Un vrai film dans ma petite allumette rouge et jaune.
Je vais lui faire un procès à l’auteur.
Il a pris mon nom. Je me sens outragée.
Je ne suis pas une grande Noire.
Je suis une petite Blanche.
Je vais lui faire un procès.
Je le gagne.
Et je vis de mes rentes.
Je ne cherche plus du travail.
Je ne vais plus à la Police.
D’un geste désinvolte
J’envoie ma petite allumette par-dessus l’épaule.
Il y a un Smith qui la ramasse.
Poliment.
Les Smith sont comme moi. Ils vont au tea-room. Puis ils mettent Porgy and Bess.
Et le reste.
et
« Que sont devenues les fleurs ? »
Il y a un Smith qui n’arrête pas de mettre :
« Que sont devenues les fleurs ? »
Je suis obligée de supporter ça.
Pour enfin mettre
Porgy
and Bess
.
Je vais peut-être en faire un de Porgy and Bess.
Je veux dire un opéra.
J’essuie mon allumette et je continue de la fumer.
Je ferai ça avec Dothy.
Dothy c’est un chic type.
C’est un as.
Pour faire les opéras. Les films. Les concertos. Les symphonies.
Et tout.
Il est très intelligent.
J’aime bien être avec Dothy. Il voit les choses comme moi.
Par exemple Porgy and Bess. Il le met trois fois de suite.
Je lui dis
— C’est trop.
Il soutient que non.
Puis il dit qu’il va en faire un. Un. De Porgy and Bess.
Avec moi.
— À percussions. Dit-il.
Alors là.
C’est à crever.
Quand Dothy est parti sur la percussion. Il faut patienter.
Mon allumette une fois encore écrit au bleu de sa fumée. Que le rêve. Le rêve opéra est terminé.
La réalité éclaire les Smith en grappe. Sirotant des litres entiers de lait. Avec une paille.
Paraît qu’ils sont très dangereux les Smith.
Inquiétants.
Il paraîtrait que le collège aurait été supprimé d’une réunion pour indécence.
On a murmuré ce triste mot après moi.
C’est triste.
Je suis triste en regardant les Smith.
Voisinage périlleux pour « Chants d’Oiseaux ».
Vers 10 heures du matin le travail m’appelle.
Je lui réponds.
Je longe en flânant cette jolie promenade fleurie.
Le long du lac bleu.
Je contemple les voiliers pliés bien rangés. Se balancent. Tanguent. Dans un bruit de chaînes. De grincements. Avec le vent qui se lève. Tempête sur morceau d’Océan. Soudain bien démonté. Mâts et voiles à l’aventure. Vieille image inattendue.
J’achète un magazine. Au bord de l’eau solitaire. Je dénombre les images de la réalité.
Puis je me lève. Pour aller travailler.
Inopinément j’entre dans la salle à manger des Professeurs. (Des professeurs.) Je suis seule.
Madame R. F. buste penché sur son ardent passé entre à son tour.
— Bonjour. Je dis.
Elle m’ignore.
Puis toutes les Dames sont là.
Vite elles se mettent à parler. De leurs châteaux.
Du moins du château qu’elles ont eu. Ou du château de leur sœur.
Ou du château qu’elles ont mais qu’elles n’habitent pas.

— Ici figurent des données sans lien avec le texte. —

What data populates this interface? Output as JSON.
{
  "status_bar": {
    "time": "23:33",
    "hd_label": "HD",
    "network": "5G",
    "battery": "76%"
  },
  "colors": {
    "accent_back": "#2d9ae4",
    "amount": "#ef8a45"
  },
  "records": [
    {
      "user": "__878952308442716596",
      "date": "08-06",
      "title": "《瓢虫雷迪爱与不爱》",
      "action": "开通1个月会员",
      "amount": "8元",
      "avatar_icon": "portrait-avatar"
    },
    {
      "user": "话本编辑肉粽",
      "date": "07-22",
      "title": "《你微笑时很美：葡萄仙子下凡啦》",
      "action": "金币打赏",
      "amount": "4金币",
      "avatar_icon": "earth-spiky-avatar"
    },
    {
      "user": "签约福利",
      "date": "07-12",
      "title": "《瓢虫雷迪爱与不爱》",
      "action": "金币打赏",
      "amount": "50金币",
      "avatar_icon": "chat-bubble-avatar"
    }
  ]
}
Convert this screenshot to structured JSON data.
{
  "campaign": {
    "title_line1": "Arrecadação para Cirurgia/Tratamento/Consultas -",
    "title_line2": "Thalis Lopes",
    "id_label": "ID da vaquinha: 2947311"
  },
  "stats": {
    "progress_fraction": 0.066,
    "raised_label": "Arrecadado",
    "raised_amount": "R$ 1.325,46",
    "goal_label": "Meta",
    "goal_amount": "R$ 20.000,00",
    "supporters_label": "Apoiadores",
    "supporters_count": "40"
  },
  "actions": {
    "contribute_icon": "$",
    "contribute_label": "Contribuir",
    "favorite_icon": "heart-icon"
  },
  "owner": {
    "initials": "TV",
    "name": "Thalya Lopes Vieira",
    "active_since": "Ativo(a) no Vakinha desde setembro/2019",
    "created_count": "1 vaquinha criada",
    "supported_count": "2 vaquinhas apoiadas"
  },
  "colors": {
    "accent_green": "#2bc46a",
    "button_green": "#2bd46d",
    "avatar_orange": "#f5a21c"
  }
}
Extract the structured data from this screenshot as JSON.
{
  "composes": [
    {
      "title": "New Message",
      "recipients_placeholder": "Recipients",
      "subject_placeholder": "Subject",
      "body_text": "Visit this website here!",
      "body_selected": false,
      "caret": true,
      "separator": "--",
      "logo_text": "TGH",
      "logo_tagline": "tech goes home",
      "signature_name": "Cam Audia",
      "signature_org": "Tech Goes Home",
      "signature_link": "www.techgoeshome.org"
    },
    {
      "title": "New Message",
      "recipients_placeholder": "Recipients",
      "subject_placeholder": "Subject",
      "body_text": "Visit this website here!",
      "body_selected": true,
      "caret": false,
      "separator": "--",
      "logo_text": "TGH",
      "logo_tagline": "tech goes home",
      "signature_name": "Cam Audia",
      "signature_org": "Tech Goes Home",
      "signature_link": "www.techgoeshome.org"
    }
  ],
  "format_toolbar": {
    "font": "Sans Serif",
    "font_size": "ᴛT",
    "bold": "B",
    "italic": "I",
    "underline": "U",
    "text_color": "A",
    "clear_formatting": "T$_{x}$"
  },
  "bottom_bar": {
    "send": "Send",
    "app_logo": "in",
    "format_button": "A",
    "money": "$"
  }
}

Elles parlent de leurs serviteurs. Du moins des serviteurs qu’elles ont eus. Ou des serviteurs qu’elles ont connus. Il paraît que ces Dames avaient des cuisiniers, des chauffeurs jadis (et toute la suite). Maintenant elles vivent en communauté. À 500 francs par mois. Ou 600. Tout retranché reste 430. Mais l’auréole du passé fait le reste.
Vient s’ajouter l’éternel décor du dehors. Là où s’ouvrent les hautes fenêtres de cette belle pièce. Sur les terrasses les pelouses les balcons les arbres d’ornement les allées bordées ombragées les parterres fleuris.
Aussi la superbe des Dames est-elle sans égale.
Je me demande si je dois parler des oliviers de ma sœur.
Ils ont gelé en 56.
Ça fait déjà moins bien des oliviers gelés.
Enfin je le dis.
Je parle des oliviers de ma sœur.
Ça ne va pas très bien.
On n’a pas l’air de me croire.
Surtout quand j’affirme qu’ils ont gelé.
Pour couper court Madame J.S. parle de leur cuisinier.
Paraît-il qu’il était très bon.
Puis tout le monde apprend que quelque part en Catalogne un étang romantique vient d’être transformé en piscine hollywoodienne.
Les oliviers s’effacent devant des gloires plus sûres.
L’affaire de la piscine nous la savons.
Mais à la cinquantième fois toutes les personnes très bien élevées sont absolument ravies et surprises de l’entendre.
Puisqu’il s’agit d’une affaire très importante qui mérite d’être connue je tiens donc à redire au cas où ce livre serait édité à trois mille exemplaires. Comme d’habitude.
Je tiens à redire.
Pour trois mille personnes possibles. Qui seront je le souhaite. Ravies et surprises. Il y a quelque par en Catalogne un étang romantique transformé maintenant en piscine grand luxe.
C’est la piscine de sa sœur bien entendu. »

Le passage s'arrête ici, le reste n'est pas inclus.